競馬の魅力のひとつは、どんなにデータを積み上げても「絶対」が存在しないこと。人気馬が順当に勝つこともあれば、ノーマークだった大穴が激走することもある。そんな競馬の神様のいたずらがあるからこそ、多くのファンが魅了されるのだろう。今回は、数あるG1レースの中から「単勝高配当ランキングTOP10」を振り返る。[10/10ページ]

第1位 1989年エリザベス女王杯

サンドピアリス(単勝430.6倍)

1989年エリザベス女王杯をサンドピアリスで制した岸滋彦騎手
1989年エリザベス女王杯をサンドピアリスで制した岸滋彦騎手

 エリザベス女王杯のクィーンスプマンテに始まったこのG1での単勝高配当ランキングだが、最後を飾るもまたエリザベス女王杯である。

 G1の大波乱を語る上で「元祖」と呼ぶにふさわしい存在、それがサンドピアリスだ。

 1989年の牝馬クラシック戦線は、シャダイカグラが桜花賞を制覇。当時まだ3年目だった武豊騎手が「無理せずゆっくり出した」と語ったように、不利なはずの大外枠を覆した勝利を挙げた。

 続くオークスは2着に敗れたが、それでも勝ったライトカラーからはクビ差。2400mの距離不安もなく、最後の一冠は譲れないといった陣容であった。

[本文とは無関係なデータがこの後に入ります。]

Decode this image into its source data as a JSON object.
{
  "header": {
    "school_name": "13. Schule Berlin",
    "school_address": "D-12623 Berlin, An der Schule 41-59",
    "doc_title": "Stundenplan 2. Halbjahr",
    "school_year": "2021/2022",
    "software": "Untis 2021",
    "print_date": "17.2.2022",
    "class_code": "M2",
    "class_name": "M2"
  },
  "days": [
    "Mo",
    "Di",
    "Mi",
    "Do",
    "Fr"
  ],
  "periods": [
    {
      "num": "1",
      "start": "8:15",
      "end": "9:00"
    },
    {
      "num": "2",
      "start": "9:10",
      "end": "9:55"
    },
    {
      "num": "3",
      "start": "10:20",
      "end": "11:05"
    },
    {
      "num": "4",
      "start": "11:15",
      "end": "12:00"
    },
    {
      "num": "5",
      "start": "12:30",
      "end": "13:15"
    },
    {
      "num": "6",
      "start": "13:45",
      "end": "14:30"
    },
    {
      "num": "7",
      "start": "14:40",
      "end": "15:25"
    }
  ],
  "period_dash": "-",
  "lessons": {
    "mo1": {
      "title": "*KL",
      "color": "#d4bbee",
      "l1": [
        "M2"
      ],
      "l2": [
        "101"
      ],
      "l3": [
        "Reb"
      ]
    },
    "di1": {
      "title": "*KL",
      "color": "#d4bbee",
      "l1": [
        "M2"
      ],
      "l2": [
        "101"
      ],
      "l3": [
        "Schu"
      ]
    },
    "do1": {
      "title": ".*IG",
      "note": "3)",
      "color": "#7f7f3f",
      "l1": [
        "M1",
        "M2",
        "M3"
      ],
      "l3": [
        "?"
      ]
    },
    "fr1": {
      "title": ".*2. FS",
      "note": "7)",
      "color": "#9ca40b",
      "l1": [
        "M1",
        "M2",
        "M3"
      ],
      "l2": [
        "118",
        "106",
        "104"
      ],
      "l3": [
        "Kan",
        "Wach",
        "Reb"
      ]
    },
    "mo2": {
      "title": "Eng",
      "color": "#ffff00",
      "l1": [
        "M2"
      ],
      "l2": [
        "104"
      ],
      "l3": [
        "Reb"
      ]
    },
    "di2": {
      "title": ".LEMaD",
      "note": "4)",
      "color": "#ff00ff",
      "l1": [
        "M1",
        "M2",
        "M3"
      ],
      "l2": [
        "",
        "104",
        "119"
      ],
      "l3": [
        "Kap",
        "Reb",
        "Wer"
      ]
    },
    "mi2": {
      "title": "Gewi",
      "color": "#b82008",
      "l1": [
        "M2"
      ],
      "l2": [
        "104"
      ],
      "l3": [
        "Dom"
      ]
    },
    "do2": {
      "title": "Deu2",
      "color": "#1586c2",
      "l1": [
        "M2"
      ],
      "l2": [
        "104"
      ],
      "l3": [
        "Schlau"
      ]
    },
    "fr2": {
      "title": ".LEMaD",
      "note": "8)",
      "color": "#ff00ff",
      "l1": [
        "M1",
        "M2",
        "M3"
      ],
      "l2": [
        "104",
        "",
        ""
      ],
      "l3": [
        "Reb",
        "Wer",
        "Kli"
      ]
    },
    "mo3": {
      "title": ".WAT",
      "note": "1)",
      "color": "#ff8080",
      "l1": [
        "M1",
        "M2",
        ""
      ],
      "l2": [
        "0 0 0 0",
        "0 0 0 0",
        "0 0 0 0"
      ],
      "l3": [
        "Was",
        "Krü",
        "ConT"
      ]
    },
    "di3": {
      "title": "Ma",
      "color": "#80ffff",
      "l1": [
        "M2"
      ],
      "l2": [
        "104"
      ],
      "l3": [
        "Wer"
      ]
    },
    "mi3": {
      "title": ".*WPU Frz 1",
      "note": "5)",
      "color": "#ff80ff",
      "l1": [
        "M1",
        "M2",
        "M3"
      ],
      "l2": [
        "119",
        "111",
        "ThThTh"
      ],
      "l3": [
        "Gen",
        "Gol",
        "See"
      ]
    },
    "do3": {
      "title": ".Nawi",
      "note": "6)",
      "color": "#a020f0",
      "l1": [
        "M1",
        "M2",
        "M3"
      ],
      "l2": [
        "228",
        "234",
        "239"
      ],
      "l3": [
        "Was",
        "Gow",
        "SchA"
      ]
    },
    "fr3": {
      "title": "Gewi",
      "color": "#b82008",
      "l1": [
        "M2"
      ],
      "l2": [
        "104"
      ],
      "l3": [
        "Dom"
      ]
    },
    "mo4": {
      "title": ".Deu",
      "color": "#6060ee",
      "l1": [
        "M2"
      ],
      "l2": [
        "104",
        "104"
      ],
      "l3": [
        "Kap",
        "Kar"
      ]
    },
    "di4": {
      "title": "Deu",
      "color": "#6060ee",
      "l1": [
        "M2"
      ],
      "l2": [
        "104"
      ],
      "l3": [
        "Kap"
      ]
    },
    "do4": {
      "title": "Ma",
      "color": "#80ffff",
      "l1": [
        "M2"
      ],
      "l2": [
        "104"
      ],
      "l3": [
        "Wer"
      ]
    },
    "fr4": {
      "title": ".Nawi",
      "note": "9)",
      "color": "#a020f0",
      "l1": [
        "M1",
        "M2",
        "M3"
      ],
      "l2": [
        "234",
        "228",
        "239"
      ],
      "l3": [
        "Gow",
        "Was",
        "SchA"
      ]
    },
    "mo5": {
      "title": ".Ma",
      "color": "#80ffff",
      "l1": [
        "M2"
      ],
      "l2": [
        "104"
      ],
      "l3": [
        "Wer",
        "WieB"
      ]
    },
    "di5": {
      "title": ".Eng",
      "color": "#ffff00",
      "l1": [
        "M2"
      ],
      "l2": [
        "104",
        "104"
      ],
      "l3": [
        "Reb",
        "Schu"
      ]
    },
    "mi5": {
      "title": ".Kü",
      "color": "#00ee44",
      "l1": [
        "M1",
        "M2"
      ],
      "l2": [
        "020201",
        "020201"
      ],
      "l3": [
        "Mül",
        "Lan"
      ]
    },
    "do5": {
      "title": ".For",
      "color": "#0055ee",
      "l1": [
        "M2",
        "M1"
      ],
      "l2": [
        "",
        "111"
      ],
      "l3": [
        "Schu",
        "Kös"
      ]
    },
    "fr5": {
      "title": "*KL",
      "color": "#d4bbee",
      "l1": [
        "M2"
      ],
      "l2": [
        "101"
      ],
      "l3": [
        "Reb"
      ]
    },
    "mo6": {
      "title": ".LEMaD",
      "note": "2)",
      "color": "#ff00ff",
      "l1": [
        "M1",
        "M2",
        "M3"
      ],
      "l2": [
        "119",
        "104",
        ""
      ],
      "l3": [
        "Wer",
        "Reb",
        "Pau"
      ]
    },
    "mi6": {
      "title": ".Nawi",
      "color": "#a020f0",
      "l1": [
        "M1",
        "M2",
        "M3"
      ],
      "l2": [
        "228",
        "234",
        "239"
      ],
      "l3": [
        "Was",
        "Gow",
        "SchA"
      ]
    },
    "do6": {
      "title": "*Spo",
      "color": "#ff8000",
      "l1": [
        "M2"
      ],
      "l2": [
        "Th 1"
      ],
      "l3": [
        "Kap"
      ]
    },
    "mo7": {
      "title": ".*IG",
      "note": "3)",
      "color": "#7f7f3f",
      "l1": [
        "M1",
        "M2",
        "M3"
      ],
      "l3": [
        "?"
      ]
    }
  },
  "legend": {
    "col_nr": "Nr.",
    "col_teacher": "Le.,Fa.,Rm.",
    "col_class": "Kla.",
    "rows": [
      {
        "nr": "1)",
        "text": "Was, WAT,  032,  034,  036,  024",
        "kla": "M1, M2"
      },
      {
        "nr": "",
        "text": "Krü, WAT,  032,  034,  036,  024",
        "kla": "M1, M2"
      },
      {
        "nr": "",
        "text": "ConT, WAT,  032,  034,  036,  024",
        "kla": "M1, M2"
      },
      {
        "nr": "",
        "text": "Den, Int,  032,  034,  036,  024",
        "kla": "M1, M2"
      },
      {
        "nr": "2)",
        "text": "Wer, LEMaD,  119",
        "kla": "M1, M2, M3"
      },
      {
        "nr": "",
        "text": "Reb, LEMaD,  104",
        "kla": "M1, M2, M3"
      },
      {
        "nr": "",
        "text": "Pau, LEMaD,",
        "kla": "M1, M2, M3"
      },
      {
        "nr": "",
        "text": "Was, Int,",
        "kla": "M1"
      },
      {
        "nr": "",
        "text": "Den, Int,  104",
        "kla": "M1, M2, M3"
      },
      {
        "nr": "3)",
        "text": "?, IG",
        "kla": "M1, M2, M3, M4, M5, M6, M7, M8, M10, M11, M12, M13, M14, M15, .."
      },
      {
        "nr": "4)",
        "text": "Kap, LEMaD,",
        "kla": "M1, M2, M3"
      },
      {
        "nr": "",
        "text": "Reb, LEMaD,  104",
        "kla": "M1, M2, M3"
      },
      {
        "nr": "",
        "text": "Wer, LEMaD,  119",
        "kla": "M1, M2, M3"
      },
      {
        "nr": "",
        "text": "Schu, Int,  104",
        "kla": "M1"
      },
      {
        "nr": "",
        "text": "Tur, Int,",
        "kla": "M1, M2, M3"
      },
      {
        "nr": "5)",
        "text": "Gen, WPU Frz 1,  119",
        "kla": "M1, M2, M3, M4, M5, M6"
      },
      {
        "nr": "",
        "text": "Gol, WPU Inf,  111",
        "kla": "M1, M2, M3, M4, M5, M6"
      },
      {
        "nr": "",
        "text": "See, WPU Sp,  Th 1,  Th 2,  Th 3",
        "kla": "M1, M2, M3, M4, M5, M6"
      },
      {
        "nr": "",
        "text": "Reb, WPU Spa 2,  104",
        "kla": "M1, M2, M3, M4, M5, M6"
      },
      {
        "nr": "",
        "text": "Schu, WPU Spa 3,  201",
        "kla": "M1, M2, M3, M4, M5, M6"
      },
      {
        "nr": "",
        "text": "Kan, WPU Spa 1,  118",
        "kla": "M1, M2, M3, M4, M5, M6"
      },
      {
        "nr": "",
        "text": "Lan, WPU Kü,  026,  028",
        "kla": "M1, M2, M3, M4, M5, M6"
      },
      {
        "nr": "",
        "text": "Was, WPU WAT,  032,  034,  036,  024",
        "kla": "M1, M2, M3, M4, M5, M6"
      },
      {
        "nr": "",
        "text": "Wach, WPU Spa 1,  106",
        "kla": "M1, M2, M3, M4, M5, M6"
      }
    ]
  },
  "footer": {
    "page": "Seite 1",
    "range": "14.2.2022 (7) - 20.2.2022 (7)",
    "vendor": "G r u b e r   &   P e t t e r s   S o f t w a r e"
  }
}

 一方、このエリザベス女王杯で20頭立て20番人気の430.6倍の最低人気に甘んじたのがサンドピアリス。ここまで8戦2勝という成績ではあったが、勝ち鞍は全てダート戦でのもの。

 芝のレースではいいところがなく、前走も900万下(現:2勝クラス)のダート戦で6着という成績では、この人気となるのも仕方ないかもしれない。

 だが、レースは逃げたレディゴシップを追いかける先行各馬の出入りが激しく、見た目以上にスタミナを消費する消耗戦に。

 そして大本命のシャダイカグラは4コーナーで故障を発症し後退。内の有力馬はそのあおりもあってごちゃついた展開になり、仕掛けも遅れた。

 しかしそんな展開を全く意に介さなかったのがサンドピアリス。大外に持ち出した岸滋彦騎手の合図に応えて脚を伸ばすと、抜け出しにかかったメジロモントレーやシンエイロータスを一瞬のうちに置き去りにした。

 そして追いすがるヤマフリアルとシンビクトリーも抑え、ゴール坂へ1番に飛び込む。その瞬間、京都競馬場のスタンドからは困惑にも似た歓声が上がっていたという。

 このレースの上位入線馬は上から20番人気、10番人気、14番人気と、まさに大波乱。

 当時の発売券種は単勝と複勝、枠連のみだったため万馬券はサンドピアリスの単勝だけではあったが、もしこの時代に3連単が発売されていたら、その配当はいったいいくらになっていたのだろうか。

 2015年のヴィクトリアマイルで記録された2070万5810円の払戻金額すら超えていたかもしれない。

 この記録を作り上げたサンドピアリスは、翌年の京都大賞典でもスーパークリークへコンマ1秒差に迫る3着。牡馬の超一流相手にも怯まず立ち向かった。